Counter-intuitive Logic: While "saliency" usually means "importance," this paper treats high saliency outlierness as a redundancy signal (deviating from the main direction), providing a novel perspective.
Low-Cost, High-Gain Delayed Merging: Simply skipping the first \(\tau\) layers significantly stabilizes accuracy. Since \(\tau\) is depth-dependent, it is easy to implement in engineering without architecture tuning.

Limitations & Future Work¶

Calculating saliency \(o_i\) requires backpropagation. While pre-computable as a prior, its applicability to online/streaming inputs remains a question ⚠️.
Sensitivity to hyperparameters \(\alpha, \beta, \tau\) and transferability across architectures were not fully explored.
The primary evaluation is on ImageNet classification; performance on dense tasks like detection/segmentation, where spatial structures are more sensitive to merging, is unseen.
Direct comparison with other global-criterion methods like IB-based merging is limited.

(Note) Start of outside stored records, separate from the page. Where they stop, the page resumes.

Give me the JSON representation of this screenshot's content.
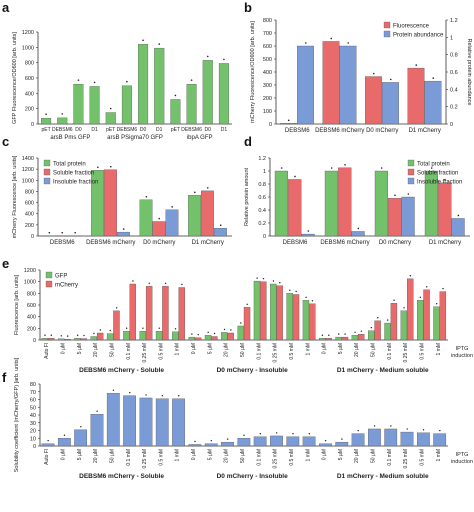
{
  "colors": {
    "green": "#74c16c",
    "red": "#e86a6a",
    "blue": "#7b9bd6",
    "axis": "#333333"
  },
  "chart_data": [
    {
      "panel": "a",
      "type": "bar",
      "ylabel": "GFP Fluorescence/OD600 [arb. units]",
      "ylim": [
        0,
        1200
      ],
      "yticks": [
        0,
        200,
        400,
        600,
        800,
        1000,
        1200
      ],
      "categories": [
        "pET",
        "DEBSM6",
        "D0",
        "D1",
        "pET",
        "DEBSM6",
        "D0",
        "D1",
        "pET",
        "DEBSM6",
        "D0",
        "D1"
      ],
      "values": [
        75,
        80,
        520,
        490,
        150,
        500,
        1040,
        990,
        320,
        520,
        830,
        790
      ],
      "group_labels": [
        "arsB Pms GFP",
        "arsB PSigma70 GFP",
        "ibpA GFP"
      ],
      "series": [
        {
          "name": "",
          "color": "green"
        }
      ]
    },
    {
      "panel": "b",
      "type": "bar",
      "ylabel": "mCherry Fluorescence/OD600 [arb. units]",
      "ylabel_right": "Relative protein abundance",
      "ylim": [
        0,
        800
      ],
      "yticks": [
        0,
        100,
        200,
        300,
        400,
        500,
        600,
        700,
        800
      ],
      "ylim_right": [
        0,
        1.2
      ],
      "yticks_right": [
        0,
        0.2,
        0.4,
        0.6,
        0.8,
        1,
        1.2
      ],
      "categories": [
        "DEBSM6",
        "DEBSM6 mCherry",
        "D0 mCherry",
        "D1 mCherry"
      ],
      "legend": "top-right",
      "series": [
        {
          "name": "Fluorescence",
          "color": "red",
          "values": [
            5,
            635,
            365,
            430
          ]
        },
        {
          "name": "Protein abundance",
          "color": "blue",
          "values": [
            600,
            600,
            320,
            330
          ]
        }
      ]
    },
    {
      "panel": "c",
      "type": "bar",
      "ylabel": "mCherry Fluorescence [arb. units]",
      "ylim": [
        0,
        1400
      ],
      "yticks": [
        0,
        200,
        400,
        600,
        800,
        1000,
        1200,
        1400
      ],
      "categories": [
        "DEBSM6",
        "DEBSM6 mCherry",
        "D0 mCherry",
        "D1 mCherry"
      ],
      "legend": "top-left",
      "series": [
        {
          "name": "Total protein",
          "color": "green",
          "values": [
            5,
            1180,
            650,
            730
          ]
        },
        {
          "name": "Soluble fraction",
          "color": "red",
          "values": [
            5,
            1190,
            260,
            810
          ]
        },
        {
          "name": "Insoluble fraction",
          "color": "blue",
          "values": [
            5,
            70,
            470,
            140
          ]
        }
      ]
    },
    {
      "panel": "d",
      "type": "bar",
      "ylabel": "Relative protein amount",
      "ylim": [
        0,
        1.2
      ],
      "yticks": [
        0,
        0.2,
        0.4,
        0.6,
        0.8,
        1,
        1.2
      ],
      "categories": [
        "DEBSM6",
        "DEBSM6 mCherry",
        "D0 mCherry",
        "D1 mCherry"
      ],
      "legend": "top-right",
      "series": [
        {
          "name": "Total protein",
          "color": "green",
          "values": [
            1,
            1,
            1,
            1
          ]
        },
        {
          "name": "Soluble fraction",
          "color": "red",
          "values": [
            0.87,
            1.05,
            0.58,
            0.82
          ]
        },
        {
          "name": "Insoluble fraction",
          "color": "blue",
          "values": [
            0.03,
            0.07,
            0.6,
            0.27
          ]
        }
      ]
    },
    {
      "panel": "e",
      "type": "bar",
      "ylabel": "Fluorescence [arb. units]",
      "ylim": [
        0,
        1200
      ],
      "yticks": [
        0,
        200,
        400,
        600,
        800,
        1000,
        1200
      ],
      "categories": [
        "Auto Fl",
        "0 µM",
        "5 µM",
        "20 µM",
        "50 µM",
        "0.1 mM",
        "0.25 mM",
        "0.5 mM",
        "1 mM",
        "0 µM",
        "5 µM",
        "20 µM",
        "50 µM",
        "0.1 mM",
        "0.25 mM",
        "0.5 mM",
        "1 mM",
        "0 µM",
        "5 µM",
        "20 µM",
        "50 µM",
        "0.1 mM",
        "0.25 mM",
        "0.5 mM",
        "1 mM"
      ],
      "group_labels": [
        "DEBSM6 mCherry - Soluble",
        "D0 mCherry - Insoluble",
        "D1 mCherry - Medium soluble"
      ],
      "axis_note": "IPTG induction",
      "legend": "top-left",
      "series": [
        {
          "name": "GFP",
          "color": "green",
          "values": [
            30,
            20,
            30,
            60,
            110,
            150,
            150,
            150,
            140,
            50,
            80,
            130,
            240,
            1010,
            960,
            800,
            680,
            30,
            50,
            80,
            160,
            290,
            500,
            680,
            570
          ]
        },
        {
          "name": "mCherry",
          "color": "red",
          "values": [
            30,
            15,
            25,
            120,
            500,
            960,
            920,
            920,
            900,
            40,
            60,
            120,
            560,
            1000,
            930,
            780,
            620,
            30,
            50,
            100,
            330,
            630,
            1050,
            860,
            830
          ]
        }
      ]
    },
    {
      "panel": "f",
      "type": "bar",
      "ylabel": "Solubility coefficient (mCherry/GFP) [arb. units]",
      "ylim": [
        0,
        80
      ],
      "yticks": [
        0,
        10,
        20,
        30,
        40,
        50,
        60,
        70,
        80
      ],
      "categories": [
        "Auto Fl",
        "0 µM",
        "5 µM",
        "20 µM",
        "50 µM",
        "0.1 mM",
        "0.25 mM",
        "0.5 mM",
        "1 mM",
        "0 µM",
        "5 µM",
        "20 µM",
        "50 µM",
        "0.1 mM",
        "0.25 mM",
        "0.5 mM",
        "1 mM",
        "0 µM",
        "5 µM",
        "20 µM",
        "50 µM",
        "0.1 mM",
        "0.25 mM",
        "0.5 mM",
        "1 mM"
      ],
      "group_labels": [
        "DEBSM6 mCherry - Soluble",
        "D0 mCherry - Insoluble",
        "D1 mCherry - Medium soluble"
      ],
      "axis_note": "IPTG induction",
      "series": [
        {
          "name": "",
          "color": "blue",
          "values": [
            3,
            10,
            21,
            41,
            68,
            65,
            62,
            61,
            61,
            2,
            3,
            5,
            10,
            12,
            13,
            12,
            12,
            3,
            5,
            16,
            22,
            22,
            18,
            17,
            16
          ]
        }
      ]
    }
  ]
}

vs ToMe / DTMFormer: These rely on current-layer similarity and miss cross-layer consistency; SAD-TM uses offline saliency outlierness as a global prior.
vs Token Pruning: Pruning loses information; SAD-TM (merging) is nearly lossless and outperforms many trained pruning methods despite being training-free.
vs IB-based Merging: IB-based methods often require learned masks; SAD-TM uses training-free offline statistics, making it more lightweight.

Rating¶

Novelty: ⭐⭐⭐⭐ Saliency outlierness as a consistent criterion + delayed merging is a well-supported new perspective.
Experimental Thoroughness: ⭐⭐⭐⭐ Covers DeiT/MAE/LV-ViT and many baselines, though limited to ImageNet classification.
Writing Quality: ⭐⭐⭐⭐ The logical flow from observation to criterion to strategy is clear, supported well by Equation and MSE analysis.
Value: ⭐⭐⭐⭐ Training-free, plug-and-play, and achieves 23%~45% FLOPs reduction with minimal loss; highly practical for ViT deployment.